Incompréhension des symptômes
Pour beaucoup de patients, les symptômes gastro intestinaux relatifs à l’apparition de la maladie sont semblables à ceux d’une gastroentérite et entrainent à ce titre un nombre important d’erreurs diagnostiques ainsi que la mise en place de traitements ne pouvant calmer l’inflammation intestinale. Le maintien des troubles dans le temps, la douleur ressentie ainsi que la résistance de la symptomatologie aux traitements deviennent des sources importantes d’anxiété pour les patients. Les sujets évoquent l’incompréhension relative à leur état de santé somatique et les fortes inquiétudes qui en découlent. Ne parvenant pas à expliquer l’origine de ceux-ci, ils tentent en vain à travers plusieurs tests alimentaires de trouver une solution pour calmer leurs troubles. « Oui, parce qu’avoir tout le temps des problèmes de diarrhées, bon… je me disais est-ce que c’est alimentaire ou ça n’a vraiment rien à voir.
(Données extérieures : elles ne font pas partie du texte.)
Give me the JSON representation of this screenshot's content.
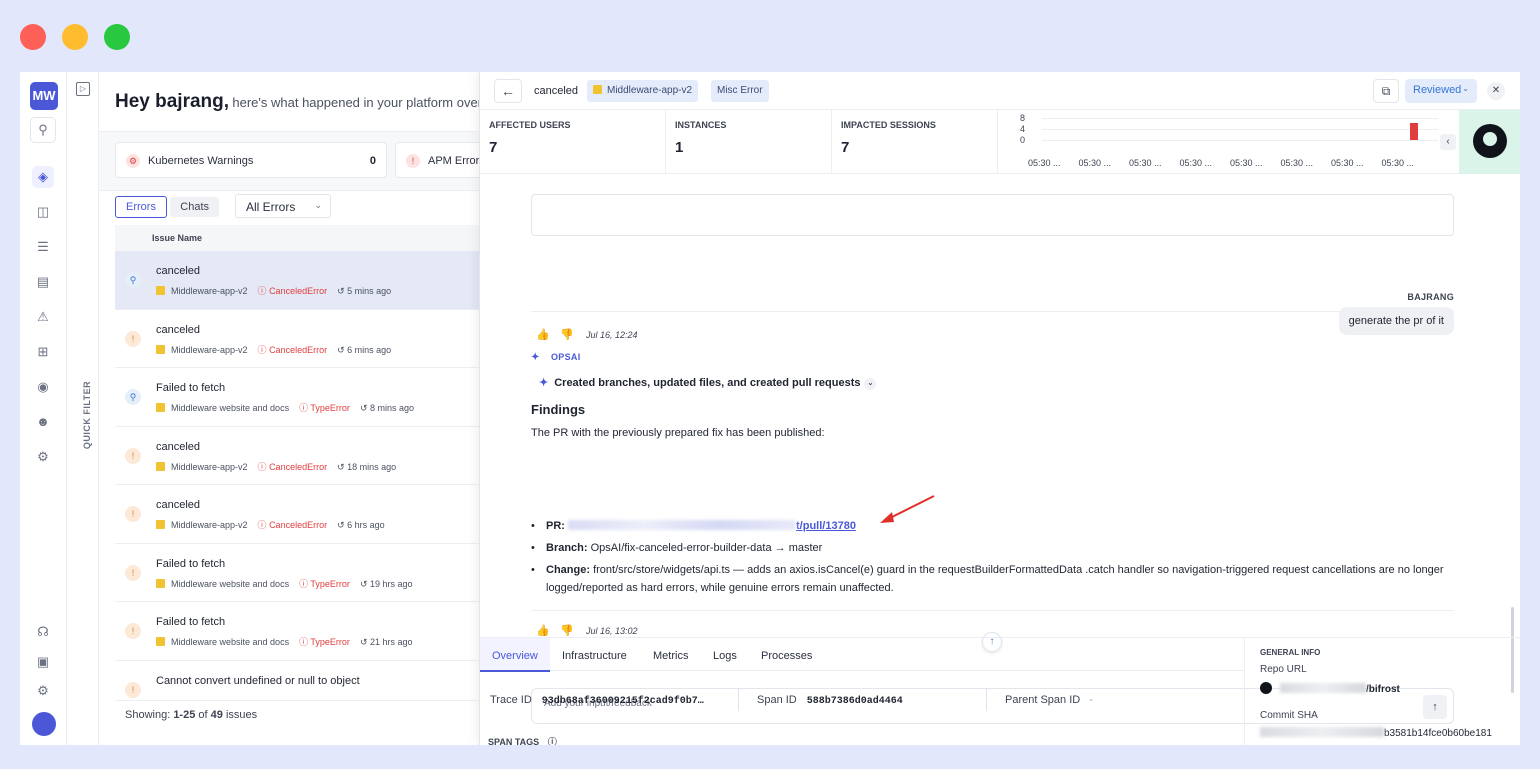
{
  "window_controls": {
    "close_color": "#fe5f57",
    "minimize_color": "#febc2e",
    "maximize_color": "#28c840"
  },
  "rail": {
    "logo": "MW",
    "icons": [
      "search-icon",
      "dashboard-icon",
      "database-icon",
      "logs-icon",
      "file-icon",
      "alert-icon",
      "widgets-add-icon",
      "bot-icon",
      "users-icon",
      "settings-icon",
      "headset-icon",
      "package-icon",
      "gear-icon",
      "avatar"
    ]
  },
  "quick_filter": {
    "label": "QUICK FILTER"
  },
  "main": {
    "greeting": "Hey bajrang,",
    "subtitle": "here's what happened in your platform over",
    "cards": [
      {
        "label": "Kubernetes Warnings",
        "count": "0"
      },
      {
        "label": "APM Errors",
        "count": ""
      }
    ],
    "tabs": [
      "Errors",
      "Chats"
    ],
    "filter": "All Errors",
    "column": "Issue Name",
    "issues": [
      {
        "title": "canceled",
        "app": "Middleware-app-v2",
        "error": "CanceledError",
        "time": "5 mins ago",
        "icon": "q",
        "selected": true
      },
      {
        "title": "canceled",
        "app": "Middleware-app-v2",
        "error": "CanceledError",
        "time": "6 mins ago",
        "icon": "w"
      },
      {
        "title": "Failed to fetch",
        "app": "Middleware website and docs",
        "error": "TypeError",
        "time": "8 mins ago",
        "icon": "q"
      },
      {
        "title": "canceled",
        "app": "Middleware-app-v2",
        "error": "CanceledError",
        "time": "18 mins ago",
        "icon": "w"
      },
      {
        "title": "canceled",
        "app": "Middleware-app-v2",
        "error": "CanceledError",
        "time": "6 hrs ago",
        "icon": "w"
      },
      {
        "title": "Failed to fetch",
        "app": "Middleware website and docs",
        "error": "TypeError",
        "time": "19 hrs ago",
        "icon": "w"
      },
      {
        "title": "Failed to fetch",
        "app": "Middleware website and docs",
        "error": "TypeError",
        "time": "21 hrs ago",
        "icon": "w"
      },
      {
        "title": "Cannot convert undefined or null to object",
        "app": "",
        "error": "",
        "time": "",
        "icon": "w"
      }
    ],
    "showing": {
      "prefix": "Showing: ",
      "range": "1-25",
      "of": " of ",
      "total": "49",
      "suffix": " issues"
    }
  },
  "detail": {
    "title": "canceled",
    "chips": [
      "Middleware-app-v2",
      "Misc Error"
    ],
    "status": "Reviewed",
    "stats": [
      {
        "label": "AFFECTED USERS",
        "value": "7"
      },
      {
        "label": "INSTANCES",
        "value": "1"
      },
      {
        "label": "IMPACTED SESSIONS",
        "value": "7"
      }
    ],
    "mini_chart": {
      "y_ticks": [
        "8",
        "4",
        "0"
      ],
      "x_ticks": [
        "05:30 ...",
        "05:30 ...",
        "05:30 ...",
        "05:30 ...",
        "05:30 ...",
        "05:30 ...",
        "05:30 ...",
        "05:30 ..."
      ],
      "last_value_fraction": 0.55
    }
  },
  "chat": {
    "reaction1_time": "Jul 16, 12:24",
    "user_name": "BAJRANG",
    "user_message": "generate the pr of it",
    "ai_name": "OPSAI",
    "ai_step": "Created branches, updated files, and created pull requests",
    "findings_title": "Findings",
    "findings_intro": "The PR with the previously prepared fix has been published:",
    "pr_label": "PR:",
    "pr_link": "t/pull/13780",
    "branch_label": "Branch:",
    "branch_value": "OpsAI/fix-canceled-error-builder-data → master",
    "change_label": "Change:",
    "change_value": "front/src/store/widgets/api.ts — adds an axios.isCancel(e) guard in the requestBuilderFormattedData .catch handler so navigation-triggered request cancellations are no longer logged/reported as hard errors, while genuine errors remain unaffected.",
    "reaction2_time": "Jul 16, 13:02",
    "input_placeholder": "Add your input/feedback"
  },
  "bottom": {
    "tabs": [
      "Overview",
      "Infrastructure",
      "Metrics",
      "Logs",
      "Processes"
    ],
    "trace_id_label": "Trace ID",
    "trace_id": "93db68af36009215f2cad9f0b7…",
    "span_id_label": "Span ID",
    "span_id": "588b7386d0ad4464",
    "parent_span_label": "Parent Span ID",
    "parent_span_value": "-",
    "span_tags": "SPAN TAGS",
    "general_info": "GENERAL INFO",
    "repo_url_label": "Repo URL",
    "repo_url_suffix": "/bifrost",
    "commit_label": "Commit SHA",
    "commit_suffix": "b3581b14fce0b60be181"
  }
}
C’est-àdire que je pouvais manger par exemple du riz, ça ne m’empêchait pas d’avoir des diarrhées. Je me suis dit y’a quand même quelque chose qui doit pas être normale. » Sylvie, 48 ans. L’inquiétude face aux symptômes entraine les patients à consulter leur médecin généraliste ou un gastroentérologue. En plus de la gestion de leur douleur, certains patients évoquent la souffrance liée à l’impossible identification de la maladie. La rareté de la maladie de Crohn vient en effet compliquer et ralentir le processus diagnostique. 296 « C’est vrai ça a été difficile au début les symptômes parce que bon on ne savait pas ce que j’avais. Voilà c’est surtout le fait de ne pas savoir. » Christophe, 39 ans.
Angoisse de mort
L’anxiété ressentie donne lieu pour certains à la création de scénarios basés sur la présence de maladies pour lesquelles un risque létal est présent. L’inquiétude perçue se transforme alors en angoisse de mort, menaçant l’intégrité physique et psychique des sujets. En tentant de puiser dans leur histoire personnelle, certains patients évoquent les maladies graves rencontrées par leur proche en comparant leurs symptômes à celles-ci. « Disons que mon papa… bon c’était un cancer du côlon, mais il avait des symptômes qui étaient un peu les mêmes que les miens parfois. Et comme tous les médecins me disaient que non, j’avais fait ma coloscopie et qu’on me disait que non, que ça… que ça c’était pas ça, donc euh… je savais pas trop/ c’est pareil j’avais un doute. Je me disais est-ce que c’est un cancer, est-ce que… c’était flou on va dire. » Sylvie, 48 ans. Léa mentionne la panique ressentie en amont du diagnostic devant la vision d’un corps qui ne cesse de se décharner. Nous notons que d’autres patients font également référence à l’image du zombie pour qualifier leurs représentations corporelles. En effet, l’aggravation des symptômes fait écho dans l’imaginaire au fantasme de leur propre mort et d’une entité capable de les détruire qu’ils ne parviennent pas à stopper. « Mais sur le moment, moi je ne savais pas ce qui m’arrivait, ben forcément au bout de quatre mois on est dans la panique, parce que perdre 10 kilos d’un coup, ne plus pouvoir s’alimenter je me suis dit non mais attend qu’est ce qui m’arrive. Je dois avoir quelque chose de grave pour que ça se passe comme ça. […] A ben c’est ce que je me suis dit, avant l’annonce. Parce que je me voyais dépérir à vue d’œil et je me suis dit si il n’y en a pas un qui se remue, je vais finir dans une boite quoi parce que… les semaines et les mois passaient et bon. » Léa, 31 ans.